Well, it think the problem is not with the "non-constantness". All $[m]$ are non-constant if $m \neq 0$. Silverman $(4.2a)$. The problem I see in your statement is that you need $[m]$ to be separable (not $\phi$).
Silverman Corollary 4.11:
Let $\phi:E_1 \rightarrow E_2$, $\psi:E_1 \rightarrow E_3$ be non-constant isogenies, and assume $\phi$ is separable. If $\text{Ker}(\phi) \subseteq \text{Ker}(\psi)$ then there exists a unique isogeny $\lambda$ s.t. $\psi = \lambda \circ \phi$.
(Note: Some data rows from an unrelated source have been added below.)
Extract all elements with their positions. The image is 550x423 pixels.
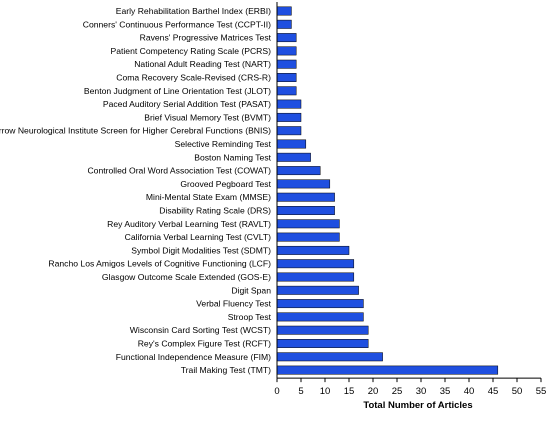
bar (276, 299, 364, 309)
x-tick-label: 45 (488, 386, 499, 397)
bar (276, 272, 355, 282)
category-label: Early Rehabilitation Barthel Index (ERBI… (116, 6, 271, 16)
bar (276, 365, 499, 375)
x-tick-label: 10 (320, 386, 331, 397)
x-tick-label: 30 (416, 386, 427, 397)
category-label: Rancho Los Amigos Levels of Cognitive Fu… (48, 259, 271, 269)
bar (276, 19, 292, 29)
category-label: Brief Visual Memory Test (BVMT) (144, 112, 271, 122)
x-tick-label: 50 (512, 386, 523, 397)
category-label: Barrow Neurological Institute Screen for… (0, 126, 271, 136)
bar (276, 339, 369, 348)
bar (276, 73, 297, 82)
category-label: Stroop Test (228, 312, 272, 322)
category-label: Controlled Oral Word Association Test (C… (87, 166, 271, 176)
x-axis-title: Total Number of Articles (363, 400, 472, 411)
category-label: Boston Naming Test (194, 152, 271, 162)
bar (276, 166, 321, 176)
bar (276, 312, 364, 322)
category-label: Benton Judgment of Line Orientation Test… (84, 86, 271, 96)
category-label: Ravens' Progressive Matrices Test (140, 33, 272, 43)
bar (276, 46, 297, 56)
x-tick-label: 55 (536, 386, 547, 397)
x-tick-label: 40 (464, 386, 475, 397)
category-label: Disability Rating Scale (DRS) (159, 206, 271, 216)
bar (276, 126, 302, 136)
bar (276, 6, 292, 16)
category-label: California Verbal Learning Test (CVLT) (125, 232, 271, 242)
x-axis-ticks: 0 5 10 15 20 25 30 35 40 45 50 55 (274, 378, 546, 397)
category-label: Coma Recovery Scale-Revised (CRS-R) (116, 73, 271, 83)
category-label: Rey Auditory Verbal Learning Test (RAVLT… (107, 219, 271, 229)
category-label: Selective Reminding Test (175, 139, 272, 149)
category-label: Glasgow Outcome Scale Extended (GOS-E) (102, 272, 271, 282)
bar (276, 112, 302, 122)
bar (276, 259, 355, 269)
x-tick-label: 35 (440, 386, 451, 397)
category-label: Paced Auditory Serial Addition Test (PAS… (103, 99, 271, 109)
category-label: Digit Span (231, 285, 271, 295)
category-label: Trail Making Test (TMT) (181, 365, 271, 375)
x-tick-label: 15 (344, 386, 355, 397)
bar (276, 59, 297, 69)
bars-group (276, 6, 499, 375)
bar (276, 33, 297, 43)
x-tick-label: 5 (298, 386, 303, 397)
category-label: Wisconsin Card Sorting Test (WCST) (130, 325, 271, 335)
x-tick-label: 25 (392, 386, 403, 397)
bar (276, 179, 331, 189)
bar (276, 152, 311, 162)
category-label: Patient Competency Rating Scale (PCRS) (111, 46, 272, 56)
bar (276, 245, 350, 255)
category-label: Rey's Complex Figure Test (RCFT) (138, 339, 271, 349)
x-tick-label: 0 (274, 386, 279, 397)
bar (276, 219, 340, 229)
category-label: National Adult Reading Test (NART) (134, 59, 271, 69)
bar (276, 352, 383, 362)
bar (276, 325, 369, 335)
bar (276, 206, 335, 215)
category-labels: Early Rehabilitation Barthel Index (ERBI… (0, 6, 272, 375)
category-label: Conners' Continuous Performance Test (CC… (83, 19, 271, 29)
category-label: Functional Independence Measure (FIM) (116, 352, 271, 362)
bar (276, 192, 335, 202)
bar (276, 86, 297, 96)
bar (276, 232, 340, 242)
x-tick-label: 20 (368, 386, 379, 397)
category-label: Mini-Mental State Exam (MMSE) (146, 192, 271, 202)
bar (276, 139, 307, 149)
bar (276, 285, 359, 295)
category-label: Verbal Fluency Test (196, 299, 271, 309)
category-label: Symbol Digit Modalities Test (SDMT) (131, 245, 271, 255)
bar (276, 99, 302, 109)
category-label: Grooved Pegboard Test (180, 179, 271, 189)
In your case, $\phi(E_1[m]) = \mathcal{O}$ means that $E_1[m] = \text{Ker}([m])\subseteq \text{Ker}(\phi)$. Which is different from the theorem where the $\phi$ kernel is the subset and $\phi$ is separable.
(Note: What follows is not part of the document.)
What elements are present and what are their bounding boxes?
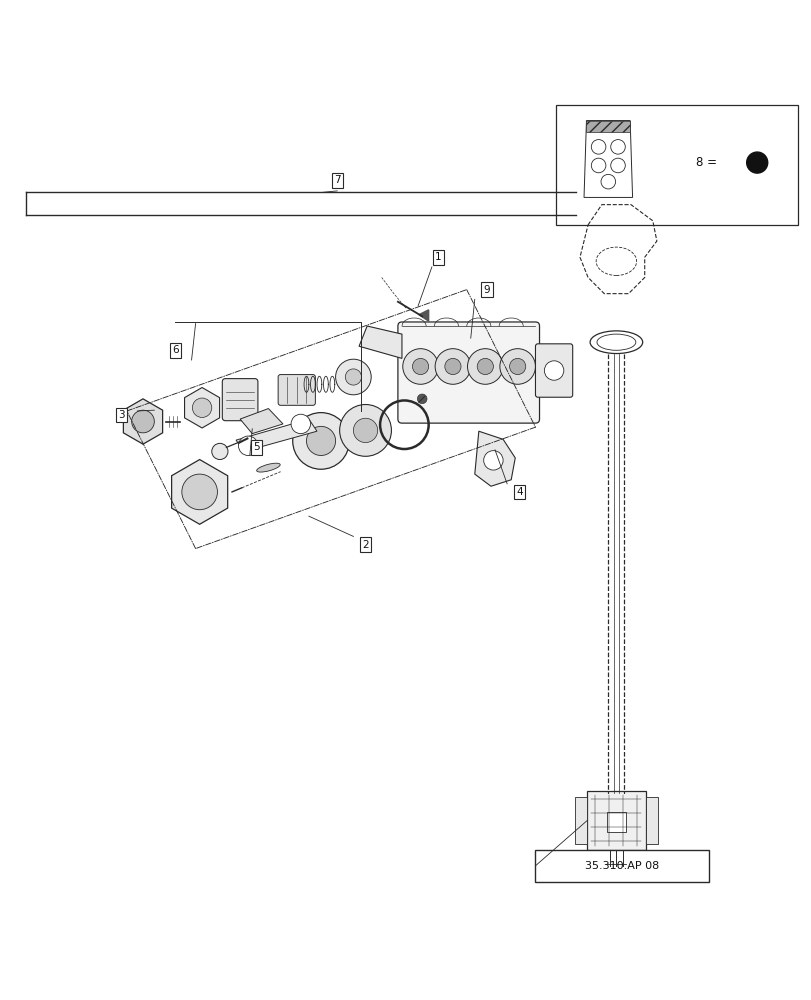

$[m]$ is separable always if char$(K)=0$. If $K$ is a finite field of characteristic $p$ ($K$ is the field over which the isogenies/curves are defined) then by Silverman Corollary $5.5$ $[m]$ is separable if and only if $p$ does not divide $m$.
Therefore, if $[m]$ is separable, then by the theorem we get $\phi = \lambda \circ [m] = [m] \circ \lambda$ ($[m]$ "commutes" because $\lambda$ is an isogeny but technically those are different endomorphisms over diff. curves).
Not sure what to do if $p$ divides $m$. I guess then $\phi$ (separable) cannot be equal to $[m] \circ \lambda$ since $[m]$ is not separable.